Note that the final form of the data used in the paper collapses these categories:

  • "KILL": {"ann_kill"}
  • "ARREST": {"ann_arrest"}
  • "FAIL": {"ann_fail"}
  • "FORCE": {"ann_kill", "ann_other_response"}
  • "ANY_ACTION": {"ann_kill", "ann_arrest", "ann_other_response", "ann_na"}

The documents also have metadata about the annotation process and detailed information on each annotator’s labels.

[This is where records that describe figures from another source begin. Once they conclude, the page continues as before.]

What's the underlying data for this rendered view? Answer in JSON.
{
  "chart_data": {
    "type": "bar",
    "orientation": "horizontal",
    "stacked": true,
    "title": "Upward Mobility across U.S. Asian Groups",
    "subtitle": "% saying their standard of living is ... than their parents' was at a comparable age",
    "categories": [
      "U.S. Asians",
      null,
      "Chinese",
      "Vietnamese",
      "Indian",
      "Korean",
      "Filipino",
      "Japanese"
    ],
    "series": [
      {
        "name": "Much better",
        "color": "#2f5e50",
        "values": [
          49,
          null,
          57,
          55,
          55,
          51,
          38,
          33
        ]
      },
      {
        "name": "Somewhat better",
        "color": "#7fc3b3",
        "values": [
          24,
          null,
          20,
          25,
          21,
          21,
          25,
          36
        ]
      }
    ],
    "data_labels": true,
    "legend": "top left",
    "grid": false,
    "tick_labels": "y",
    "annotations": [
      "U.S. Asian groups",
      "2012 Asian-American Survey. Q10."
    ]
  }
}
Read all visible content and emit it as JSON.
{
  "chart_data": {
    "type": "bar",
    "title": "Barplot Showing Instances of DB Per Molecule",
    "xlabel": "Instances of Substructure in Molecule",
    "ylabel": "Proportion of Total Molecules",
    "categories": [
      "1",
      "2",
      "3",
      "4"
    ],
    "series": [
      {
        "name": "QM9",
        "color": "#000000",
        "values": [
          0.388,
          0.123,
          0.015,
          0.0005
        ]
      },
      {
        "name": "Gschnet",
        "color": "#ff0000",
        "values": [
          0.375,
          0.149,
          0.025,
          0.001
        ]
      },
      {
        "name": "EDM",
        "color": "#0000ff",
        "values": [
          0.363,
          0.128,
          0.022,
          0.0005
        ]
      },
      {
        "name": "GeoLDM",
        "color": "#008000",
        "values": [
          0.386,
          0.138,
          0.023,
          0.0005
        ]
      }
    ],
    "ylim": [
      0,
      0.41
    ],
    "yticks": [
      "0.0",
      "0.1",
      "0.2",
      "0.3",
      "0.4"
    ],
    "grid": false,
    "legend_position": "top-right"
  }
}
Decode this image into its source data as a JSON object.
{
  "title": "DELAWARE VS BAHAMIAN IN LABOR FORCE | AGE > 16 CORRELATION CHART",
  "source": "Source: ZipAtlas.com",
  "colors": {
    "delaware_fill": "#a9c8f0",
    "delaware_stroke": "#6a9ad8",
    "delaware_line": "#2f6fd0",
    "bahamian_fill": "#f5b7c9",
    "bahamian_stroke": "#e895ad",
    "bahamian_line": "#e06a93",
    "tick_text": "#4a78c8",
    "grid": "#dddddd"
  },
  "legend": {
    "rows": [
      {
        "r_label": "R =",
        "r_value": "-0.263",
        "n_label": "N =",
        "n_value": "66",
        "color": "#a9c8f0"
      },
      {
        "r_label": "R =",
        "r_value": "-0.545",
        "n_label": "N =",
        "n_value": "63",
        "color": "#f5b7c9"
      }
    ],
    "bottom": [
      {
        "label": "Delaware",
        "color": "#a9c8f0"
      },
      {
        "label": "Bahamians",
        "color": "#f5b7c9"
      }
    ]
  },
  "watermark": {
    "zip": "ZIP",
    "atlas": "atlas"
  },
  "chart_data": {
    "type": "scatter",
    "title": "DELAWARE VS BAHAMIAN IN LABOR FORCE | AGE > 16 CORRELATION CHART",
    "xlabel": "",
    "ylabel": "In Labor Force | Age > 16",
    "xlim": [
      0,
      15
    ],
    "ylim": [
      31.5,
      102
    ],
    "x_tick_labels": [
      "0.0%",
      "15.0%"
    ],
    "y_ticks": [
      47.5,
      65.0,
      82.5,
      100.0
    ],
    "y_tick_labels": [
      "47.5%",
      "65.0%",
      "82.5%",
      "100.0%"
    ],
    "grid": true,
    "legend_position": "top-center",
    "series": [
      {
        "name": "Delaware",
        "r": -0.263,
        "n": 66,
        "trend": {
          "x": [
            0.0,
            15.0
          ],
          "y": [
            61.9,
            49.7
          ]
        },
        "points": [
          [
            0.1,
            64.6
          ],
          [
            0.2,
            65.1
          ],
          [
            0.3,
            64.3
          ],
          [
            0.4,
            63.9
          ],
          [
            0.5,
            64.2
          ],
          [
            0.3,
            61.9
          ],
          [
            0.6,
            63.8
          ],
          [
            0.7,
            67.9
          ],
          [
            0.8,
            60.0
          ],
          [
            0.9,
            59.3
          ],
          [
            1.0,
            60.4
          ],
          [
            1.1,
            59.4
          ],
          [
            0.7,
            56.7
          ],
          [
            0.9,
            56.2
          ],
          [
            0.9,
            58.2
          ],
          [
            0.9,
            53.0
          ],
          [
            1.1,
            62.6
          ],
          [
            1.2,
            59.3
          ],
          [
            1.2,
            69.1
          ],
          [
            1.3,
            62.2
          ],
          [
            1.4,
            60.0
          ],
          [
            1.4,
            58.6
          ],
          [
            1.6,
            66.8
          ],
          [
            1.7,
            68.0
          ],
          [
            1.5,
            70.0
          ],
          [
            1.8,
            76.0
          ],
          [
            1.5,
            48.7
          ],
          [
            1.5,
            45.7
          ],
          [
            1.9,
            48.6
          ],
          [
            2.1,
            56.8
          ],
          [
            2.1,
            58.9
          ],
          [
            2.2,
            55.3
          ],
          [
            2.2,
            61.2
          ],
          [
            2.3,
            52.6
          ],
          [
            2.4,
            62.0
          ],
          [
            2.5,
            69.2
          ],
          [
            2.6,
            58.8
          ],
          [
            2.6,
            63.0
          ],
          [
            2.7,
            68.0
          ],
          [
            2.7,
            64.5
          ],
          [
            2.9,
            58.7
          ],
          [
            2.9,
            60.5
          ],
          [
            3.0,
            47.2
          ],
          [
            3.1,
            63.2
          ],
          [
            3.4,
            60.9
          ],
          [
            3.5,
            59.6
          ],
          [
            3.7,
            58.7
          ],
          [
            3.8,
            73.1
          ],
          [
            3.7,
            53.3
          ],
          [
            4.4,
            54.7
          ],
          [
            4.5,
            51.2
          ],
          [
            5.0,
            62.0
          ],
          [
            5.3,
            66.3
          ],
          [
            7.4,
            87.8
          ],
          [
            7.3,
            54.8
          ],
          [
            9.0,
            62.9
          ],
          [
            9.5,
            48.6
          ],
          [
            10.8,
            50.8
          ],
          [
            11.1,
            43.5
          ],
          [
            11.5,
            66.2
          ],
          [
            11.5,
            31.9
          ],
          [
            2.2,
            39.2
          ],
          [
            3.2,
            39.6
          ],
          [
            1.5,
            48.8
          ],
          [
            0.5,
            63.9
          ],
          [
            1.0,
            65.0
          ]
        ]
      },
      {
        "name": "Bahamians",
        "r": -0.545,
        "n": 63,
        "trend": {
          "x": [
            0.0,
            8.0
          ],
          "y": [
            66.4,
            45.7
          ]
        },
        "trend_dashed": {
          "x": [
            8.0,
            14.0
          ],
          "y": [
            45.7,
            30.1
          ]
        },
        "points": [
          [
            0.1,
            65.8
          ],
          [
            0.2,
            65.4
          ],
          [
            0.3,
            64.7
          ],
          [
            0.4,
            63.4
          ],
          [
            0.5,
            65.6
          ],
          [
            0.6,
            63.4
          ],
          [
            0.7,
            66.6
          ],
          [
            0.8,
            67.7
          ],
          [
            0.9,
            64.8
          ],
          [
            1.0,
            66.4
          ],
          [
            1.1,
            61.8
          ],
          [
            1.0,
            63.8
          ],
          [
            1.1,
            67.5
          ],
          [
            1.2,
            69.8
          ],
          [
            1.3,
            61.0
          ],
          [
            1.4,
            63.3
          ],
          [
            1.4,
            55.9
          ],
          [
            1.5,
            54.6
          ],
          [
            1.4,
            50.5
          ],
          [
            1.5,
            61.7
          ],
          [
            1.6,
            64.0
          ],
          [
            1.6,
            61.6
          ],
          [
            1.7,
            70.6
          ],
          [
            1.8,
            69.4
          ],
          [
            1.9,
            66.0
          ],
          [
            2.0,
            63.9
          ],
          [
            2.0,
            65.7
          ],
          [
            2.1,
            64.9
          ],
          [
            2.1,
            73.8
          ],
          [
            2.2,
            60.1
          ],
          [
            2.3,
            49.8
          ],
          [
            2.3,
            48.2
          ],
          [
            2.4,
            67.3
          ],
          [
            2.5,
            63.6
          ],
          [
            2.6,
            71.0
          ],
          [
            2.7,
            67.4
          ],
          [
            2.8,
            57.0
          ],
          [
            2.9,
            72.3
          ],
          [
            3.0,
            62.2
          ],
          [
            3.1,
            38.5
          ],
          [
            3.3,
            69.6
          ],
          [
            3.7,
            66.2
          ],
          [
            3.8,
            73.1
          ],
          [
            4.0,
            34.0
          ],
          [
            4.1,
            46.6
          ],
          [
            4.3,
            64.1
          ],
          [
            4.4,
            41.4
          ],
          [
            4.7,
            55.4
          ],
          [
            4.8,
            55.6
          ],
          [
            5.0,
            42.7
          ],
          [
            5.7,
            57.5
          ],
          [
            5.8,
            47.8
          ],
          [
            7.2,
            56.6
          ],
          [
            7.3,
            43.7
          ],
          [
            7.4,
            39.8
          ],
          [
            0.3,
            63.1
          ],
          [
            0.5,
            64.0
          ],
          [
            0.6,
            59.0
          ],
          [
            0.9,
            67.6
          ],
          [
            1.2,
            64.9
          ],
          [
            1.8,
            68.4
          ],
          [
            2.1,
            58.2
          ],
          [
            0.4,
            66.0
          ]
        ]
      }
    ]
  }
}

  • assigned_annotators: Which annotators were assigned to the story? In most cases, this is two annotators. Annotators are identified with an ID number only to preserve their privacy.
  • adjudication: a boolean reporting whether the sentence was adjudicated. Sentences on which the original two annotators disagreed were referred to a third “adjudicator” to resolve the disagreement.
  • raw_annotations: list of length of sents, each element of which is a list of dictionary items of each annotator and their annotation. For example, the annotations on one sentence could look like [{'coder': 9019, 'annotation': ['ann_na']}, {'coder': 9020, 'annotation': []}, {'coder': '9017_adjudication', 'annotation': ['ann_na']}]. If the sentence went to adjudication, the adjudicator’s annotation is indicated with {id_number)_adjudication.
  • annotation_explanations: Annotators had the option to describe why they chose a particular label or to point out a difficult or borderline annotation. This is an array with the length of sents.


In the archived_code/ directory we provide code that was used to run the zero-shot baseline model experiments in the paper. We provide this code for documentation and replication purposes, but most of it is not directly runable.